Among those in the spotlight were Lars von Trier one whose films deadened me when I was a film festivalian, but he gave a modest and cogent explanation for his approach, as did some others, though none of it encouraged me to watch their films. They make ‘L’Année dernière à Marienbad’ (Last Year at Marienbad) (1961) seem like an action movie! It is all so intellectual, dessicated, retentive, inward, abstract, meta, self-referential, reflexive, slow … well you get the idea by now or you never will. Gone are plot and character, gone are place and time, and with them, meaning. Instead the images on the screen are to trigger some unconscious response in the viewer. Uh huh… Well, unconscious anyway.
However, the broader theme was that actors are human beings and CGIs are not. Accordingly, Mark Cousins featured directors who concentrated on film characters as human beings. They have imperfect bodies, which age, sag, and sometimes let them down. (Amen.) They also have emotions that cannot be articulated in an six-second scream but have to have portrayed. (For an example, BCGI (Before CGI) recall Steve McQueen, without a word, bouncing the ball off the wall in ‘The Great Escape’ [1963].)
Tsai Ming-liang, a Taiwanese director, had some insightful things to say, and talked mainly about his ‘Vive l’Armour‘ (1994). His comment on the Hollywood fetish of CGI concerned the deadening effect of the screen busy with multitudes of CGIs from spaceships, endless weapons, to vampires, and a deafening surround soundtrack. Sadly that is too often true.
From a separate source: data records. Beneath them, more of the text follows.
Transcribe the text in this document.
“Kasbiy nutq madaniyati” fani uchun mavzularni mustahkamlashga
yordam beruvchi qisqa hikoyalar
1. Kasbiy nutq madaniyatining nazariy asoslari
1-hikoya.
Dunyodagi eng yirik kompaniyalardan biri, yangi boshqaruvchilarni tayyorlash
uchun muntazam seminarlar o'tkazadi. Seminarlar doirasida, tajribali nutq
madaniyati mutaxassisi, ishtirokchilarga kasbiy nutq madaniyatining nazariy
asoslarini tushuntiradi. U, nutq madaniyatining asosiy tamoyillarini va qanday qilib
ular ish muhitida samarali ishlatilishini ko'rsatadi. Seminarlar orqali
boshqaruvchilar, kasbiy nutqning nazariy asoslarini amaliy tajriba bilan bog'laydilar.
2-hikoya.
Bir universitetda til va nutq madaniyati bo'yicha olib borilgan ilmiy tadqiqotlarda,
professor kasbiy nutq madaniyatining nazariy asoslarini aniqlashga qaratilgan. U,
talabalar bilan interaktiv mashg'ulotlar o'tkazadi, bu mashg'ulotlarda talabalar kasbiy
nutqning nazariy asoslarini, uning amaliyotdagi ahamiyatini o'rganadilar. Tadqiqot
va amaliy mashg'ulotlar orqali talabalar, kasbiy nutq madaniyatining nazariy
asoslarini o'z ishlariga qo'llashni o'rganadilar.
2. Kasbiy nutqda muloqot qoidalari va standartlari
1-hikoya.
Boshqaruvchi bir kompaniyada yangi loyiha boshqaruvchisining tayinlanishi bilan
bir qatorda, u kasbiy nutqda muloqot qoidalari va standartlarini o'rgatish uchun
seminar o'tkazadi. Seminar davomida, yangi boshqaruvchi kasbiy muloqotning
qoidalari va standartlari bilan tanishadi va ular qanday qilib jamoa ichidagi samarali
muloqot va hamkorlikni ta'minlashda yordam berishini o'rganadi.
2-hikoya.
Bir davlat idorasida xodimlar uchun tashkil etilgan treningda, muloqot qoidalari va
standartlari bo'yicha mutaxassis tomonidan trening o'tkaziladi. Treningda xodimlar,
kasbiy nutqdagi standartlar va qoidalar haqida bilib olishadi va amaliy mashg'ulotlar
Tsai-Ming-liang.jpg Tsai Ming-liang
Cousins focussed on the last scene in ‘Vive l’Armour’ where a distressed young woman cries, and cries, and keeps crying in an exhausting (to watch) seven-minute take. Emotions engulf and cannot be switched on and off, that is the point. I appreciated that argument intellectually, but I confess it did not inspire me to sit through any of his work.
images-2.jpeg Here she is.
As said above, I found much of the material covered in this segment, as in some of the others, to be inward looking, made only for other directors, not an audience. Though much was said about humanity in the program, it seemed there was little for the actors to do but stand in front of the camera. These directors often prefer a single handheld camera, cutting the cost of elaborate camera work, producing little more than a home movie to my eye. The director is the auteur who creates everything, when everything else has been discarded, the actor is the last prop. More than once Von Trier has done films without sets, leaving only actors. Maybe next he will dispense with them, too. That would leave the director doing a selfie into the camera, which some of these films seem to be anyway.